Dans la ville chinoise de Zhengzhou, un policier portant des lunettes intégrant la reconnaissance faciale a repéré un trafiquant d’héroïne dans une gare. A Qingdao, ville célèbre pour son héritage colonial allemand, des caméras alimentées par l’intelligence artificielle (IA) ont aidé la police à attraper deux douzaines de suspects criminels au milieu d’un grand festival annuel de la bière. A Wuhu, un suspect de meurtre en fuite a été identifié par une caméra alors qu’il achetait de la nourriture dans la rue. Avec des millions de caméras et des milliards de lignes de code, la Chine est en train de façonner une société où la technologie est au service d’un contrôle autoritaire. Pékin adopte et déploie massivement des technologies comme la reconnaissance faciale et l’IA pour identifier et suivre 1,4 milliard de personnes. Elle veut mettre sur pied un vaste système national de surveillance sans précédent, avec l’aide cruciale de son industrie technologique florissante. La Chine est en train de renverser la vision commune selon laquelle la technologie serait vecteur de démocratisation en apportant plus de liberté aux gens et en les reliant au monde. En Chine, elle a apporté le contrôle.

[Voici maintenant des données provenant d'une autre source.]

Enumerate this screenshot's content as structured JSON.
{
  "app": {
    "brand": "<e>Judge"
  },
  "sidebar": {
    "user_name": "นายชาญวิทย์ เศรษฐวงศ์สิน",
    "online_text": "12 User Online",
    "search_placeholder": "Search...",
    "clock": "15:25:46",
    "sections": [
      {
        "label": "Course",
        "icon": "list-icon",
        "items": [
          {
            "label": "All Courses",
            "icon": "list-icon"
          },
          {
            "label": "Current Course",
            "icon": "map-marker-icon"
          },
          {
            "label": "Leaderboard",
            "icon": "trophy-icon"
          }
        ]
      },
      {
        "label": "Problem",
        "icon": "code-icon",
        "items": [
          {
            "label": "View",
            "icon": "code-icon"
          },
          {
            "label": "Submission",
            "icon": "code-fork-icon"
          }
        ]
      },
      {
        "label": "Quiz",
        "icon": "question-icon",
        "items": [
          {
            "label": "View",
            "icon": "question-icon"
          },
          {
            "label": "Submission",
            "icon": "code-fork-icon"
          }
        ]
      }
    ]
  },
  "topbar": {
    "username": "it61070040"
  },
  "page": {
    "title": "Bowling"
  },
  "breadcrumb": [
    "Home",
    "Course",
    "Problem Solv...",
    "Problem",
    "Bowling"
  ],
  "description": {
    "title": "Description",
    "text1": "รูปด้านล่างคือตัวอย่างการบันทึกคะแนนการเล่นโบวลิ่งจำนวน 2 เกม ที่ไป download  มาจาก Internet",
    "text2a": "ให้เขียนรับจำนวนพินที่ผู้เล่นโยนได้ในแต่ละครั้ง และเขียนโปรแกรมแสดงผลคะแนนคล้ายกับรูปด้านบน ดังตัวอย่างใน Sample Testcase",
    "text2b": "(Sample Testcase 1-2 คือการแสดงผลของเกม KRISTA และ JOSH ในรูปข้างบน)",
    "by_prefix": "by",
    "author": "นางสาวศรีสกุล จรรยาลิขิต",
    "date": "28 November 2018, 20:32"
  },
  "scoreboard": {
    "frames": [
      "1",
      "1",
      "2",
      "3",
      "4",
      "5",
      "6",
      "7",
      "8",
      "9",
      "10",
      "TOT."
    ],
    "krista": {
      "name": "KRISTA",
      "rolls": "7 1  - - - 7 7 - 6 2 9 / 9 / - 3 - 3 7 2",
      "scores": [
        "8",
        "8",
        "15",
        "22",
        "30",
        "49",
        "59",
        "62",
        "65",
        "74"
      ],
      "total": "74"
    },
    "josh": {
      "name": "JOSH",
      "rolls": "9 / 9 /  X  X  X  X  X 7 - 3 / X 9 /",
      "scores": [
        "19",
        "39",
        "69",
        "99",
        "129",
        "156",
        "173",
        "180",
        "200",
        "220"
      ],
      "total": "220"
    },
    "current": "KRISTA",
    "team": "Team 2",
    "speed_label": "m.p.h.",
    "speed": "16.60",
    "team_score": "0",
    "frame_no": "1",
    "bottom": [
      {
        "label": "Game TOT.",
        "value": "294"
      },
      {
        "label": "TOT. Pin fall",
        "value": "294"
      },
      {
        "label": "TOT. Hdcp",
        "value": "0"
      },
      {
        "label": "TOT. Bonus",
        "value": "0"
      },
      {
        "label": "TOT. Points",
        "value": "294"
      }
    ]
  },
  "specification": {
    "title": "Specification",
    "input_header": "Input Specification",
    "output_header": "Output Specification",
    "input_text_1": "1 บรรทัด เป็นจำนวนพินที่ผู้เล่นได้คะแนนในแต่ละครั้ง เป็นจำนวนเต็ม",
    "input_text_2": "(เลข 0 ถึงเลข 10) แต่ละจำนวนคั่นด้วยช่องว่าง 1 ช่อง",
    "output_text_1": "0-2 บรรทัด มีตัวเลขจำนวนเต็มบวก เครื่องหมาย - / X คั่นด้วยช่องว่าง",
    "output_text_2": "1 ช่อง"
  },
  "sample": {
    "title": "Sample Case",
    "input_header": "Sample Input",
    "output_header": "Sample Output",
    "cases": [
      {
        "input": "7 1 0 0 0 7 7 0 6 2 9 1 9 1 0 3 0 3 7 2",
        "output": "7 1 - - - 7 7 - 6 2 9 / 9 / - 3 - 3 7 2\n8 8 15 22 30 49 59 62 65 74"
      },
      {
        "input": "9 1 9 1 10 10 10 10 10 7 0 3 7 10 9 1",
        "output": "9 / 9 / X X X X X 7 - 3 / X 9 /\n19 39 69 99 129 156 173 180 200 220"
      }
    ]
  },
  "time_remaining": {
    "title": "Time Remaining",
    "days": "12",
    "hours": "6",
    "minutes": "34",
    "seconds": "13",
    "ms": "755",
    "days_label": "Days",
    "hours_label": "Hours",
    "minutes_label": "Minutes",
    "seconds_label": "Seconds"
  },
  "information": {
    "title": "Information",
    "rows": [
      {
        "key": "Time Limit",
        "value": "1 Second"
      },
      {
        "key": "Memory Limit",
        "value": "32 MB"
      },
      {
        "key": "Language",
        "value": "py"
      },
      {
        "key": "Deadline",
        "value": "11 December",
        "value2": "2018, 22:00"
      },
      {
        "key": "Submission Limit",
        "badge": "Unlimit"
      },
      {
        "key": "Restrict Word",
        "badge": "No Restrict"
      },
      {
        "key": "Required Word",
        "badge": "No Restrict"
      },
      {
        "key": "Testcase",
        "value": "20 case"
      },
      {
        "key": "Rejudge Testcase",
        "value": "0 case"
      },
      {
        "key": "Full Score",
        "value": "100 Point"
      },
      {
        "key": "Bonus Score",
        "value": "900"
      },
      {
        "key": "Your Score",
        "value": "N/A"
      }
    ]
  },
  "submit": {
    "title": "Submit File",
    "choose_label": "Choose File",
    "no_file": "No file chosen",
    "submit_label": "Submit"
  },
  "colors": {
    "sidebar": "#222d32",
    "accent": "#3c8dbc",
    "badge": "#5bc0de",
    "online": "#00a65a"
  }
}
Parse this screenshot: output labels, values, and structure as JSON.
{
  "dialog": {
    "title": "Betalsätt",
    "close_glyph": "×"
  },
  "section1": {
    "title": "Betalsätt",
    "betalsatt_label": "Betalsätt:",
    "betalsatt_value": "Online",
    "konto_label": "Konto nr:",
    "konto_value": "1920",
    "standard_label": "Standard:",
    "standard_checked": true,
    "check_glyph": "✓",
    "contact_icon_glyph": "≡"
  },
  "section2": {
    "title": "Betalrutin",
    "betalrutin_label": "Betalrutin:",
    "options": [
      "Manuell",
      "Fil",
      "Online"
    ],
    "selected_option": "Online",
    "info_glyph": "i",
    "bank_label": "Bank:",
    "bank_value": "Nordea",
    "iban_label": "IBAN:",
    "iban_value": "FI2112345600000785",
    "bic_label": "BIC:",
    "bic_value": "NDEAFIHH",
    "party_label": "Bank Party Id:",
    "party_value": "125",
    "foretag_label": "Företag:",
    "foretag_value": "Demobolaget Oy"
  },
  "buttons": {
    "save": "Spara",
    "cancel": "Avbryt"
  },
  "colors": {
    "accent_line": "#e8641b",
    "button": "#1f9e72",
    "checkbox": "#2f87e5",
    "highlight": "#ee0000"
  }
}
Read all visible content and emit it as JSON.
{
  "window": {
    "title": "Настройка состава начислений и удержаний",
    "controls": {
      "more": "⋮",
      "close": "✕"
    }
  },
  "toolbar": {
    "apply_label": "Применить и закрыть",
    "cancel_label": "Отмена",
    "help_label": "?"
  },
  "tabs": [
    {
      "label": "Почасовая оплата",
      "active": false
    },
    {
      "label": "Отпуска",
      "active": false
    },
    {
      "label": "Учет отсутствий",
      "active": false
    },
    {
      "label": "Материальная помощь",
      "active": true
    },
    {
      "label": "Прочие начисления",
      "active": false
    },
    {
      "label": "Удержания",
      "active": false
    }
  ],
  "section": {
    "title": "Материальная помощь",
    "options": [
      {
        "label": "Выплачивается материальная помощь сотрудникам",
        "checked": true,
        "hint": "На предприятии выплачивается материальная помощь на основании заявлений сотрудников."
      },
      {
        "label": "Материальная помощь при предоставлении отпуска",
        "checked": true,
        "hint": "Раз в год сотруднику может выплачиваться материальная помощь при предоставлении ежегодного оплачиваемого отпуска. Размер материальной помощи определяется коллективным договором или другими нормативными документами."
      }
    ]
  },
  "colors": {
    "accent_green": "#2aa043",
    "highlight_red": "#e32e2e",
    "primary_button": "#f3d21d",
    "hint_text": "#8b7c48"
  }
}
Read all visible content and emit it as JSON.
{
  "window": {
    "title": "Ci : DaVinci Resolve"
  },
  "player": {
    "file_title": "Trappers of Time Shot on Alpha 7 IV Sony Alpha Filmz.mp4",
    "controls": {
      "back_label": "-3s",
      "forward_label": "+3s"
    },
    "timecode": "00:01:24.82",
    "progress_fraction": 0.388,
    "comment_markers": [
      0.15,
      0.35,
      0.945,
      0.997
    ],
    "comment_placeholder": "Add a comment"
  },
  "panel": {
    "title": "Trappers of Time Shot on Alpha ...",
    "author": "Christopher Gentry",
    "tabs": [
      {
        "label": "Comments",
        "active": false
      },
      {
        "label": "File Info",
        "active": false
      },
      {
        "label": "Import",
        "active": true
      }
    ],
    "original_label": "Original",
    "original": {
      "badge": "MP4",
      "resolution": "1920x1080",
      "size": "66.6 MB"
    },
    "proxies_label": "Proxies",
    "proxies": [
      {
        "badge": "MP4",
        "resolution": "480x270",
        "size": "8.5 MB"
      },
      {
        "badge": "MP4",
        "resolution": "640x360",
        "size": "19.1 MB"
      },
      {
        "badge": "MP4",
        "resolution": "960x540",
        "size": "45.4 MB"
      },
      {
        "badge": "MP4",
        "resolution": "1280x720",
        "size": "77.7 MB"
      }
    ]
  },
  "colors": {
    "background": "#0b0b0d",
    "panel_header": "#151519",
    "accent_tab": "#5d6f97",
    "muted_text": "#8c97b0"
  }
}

Le nouveau système de surveillance de la Chine est basée sur une vieille idée : seule une autorité forte peut mettre de l’ordre dans un pays turbulent. Mao Zedong a poursuivi cette philosophie malgré des résultats dévastateurs (famine et ensuite la révolution culturelle). Ses successeurs désiraient également l’ordre, mais craignaient les conséquences d’un régime totalitaire. Ils ont formé une nouvelle entente avec le peuple chinois. En laissant la main au parti, le peuple serait la plupart du temps laissés libres et autorisés à s’enrichir. Ça a marché. La censure et les pouvoirs de la police sont restés forts, mais le peuple chinois a trouvé encore plus de liberté. Cette nouvelle attitude a permis d’inaugurer des décennies de croissance économique fulgurante. Aujourd’hui, cet accord non écrit est en train de s’effondrer. L’économie chinoise ne croît plus au même rythme. Elle souffre d’un grave écart de richesse. Après quatre décennies de salaires plus élevés et de meilleures conditions de vie, ses habitants ont des attentes plus élevées.
Le boom technologique chinois aide le gouvernement à réaliser ses ambitions en matière de surveillance. En termes d’échelle et d’investissement, la Chine rivalise déjà avec la Silicon Valley. Entre le gouvernement et les investisseurs, les jeunes entreprises de surveillance ont accès à beaucoup d’argent et d’autres ressources. En mai, la jeune entreprise A.I. SenseTime a réuni 620 millions de dollars, ce qui lui a valu une évaluation d’environ 4,5 milliards de dollars. Yitu a réuni 200 millions de dollars le mois dernier. Une autre rivale, Megvii, a réuni 460 millions de dollars auprès d’investisseurs, dont un fonds soutenu par l’État, créé par les plus hauts dirigeants chinois.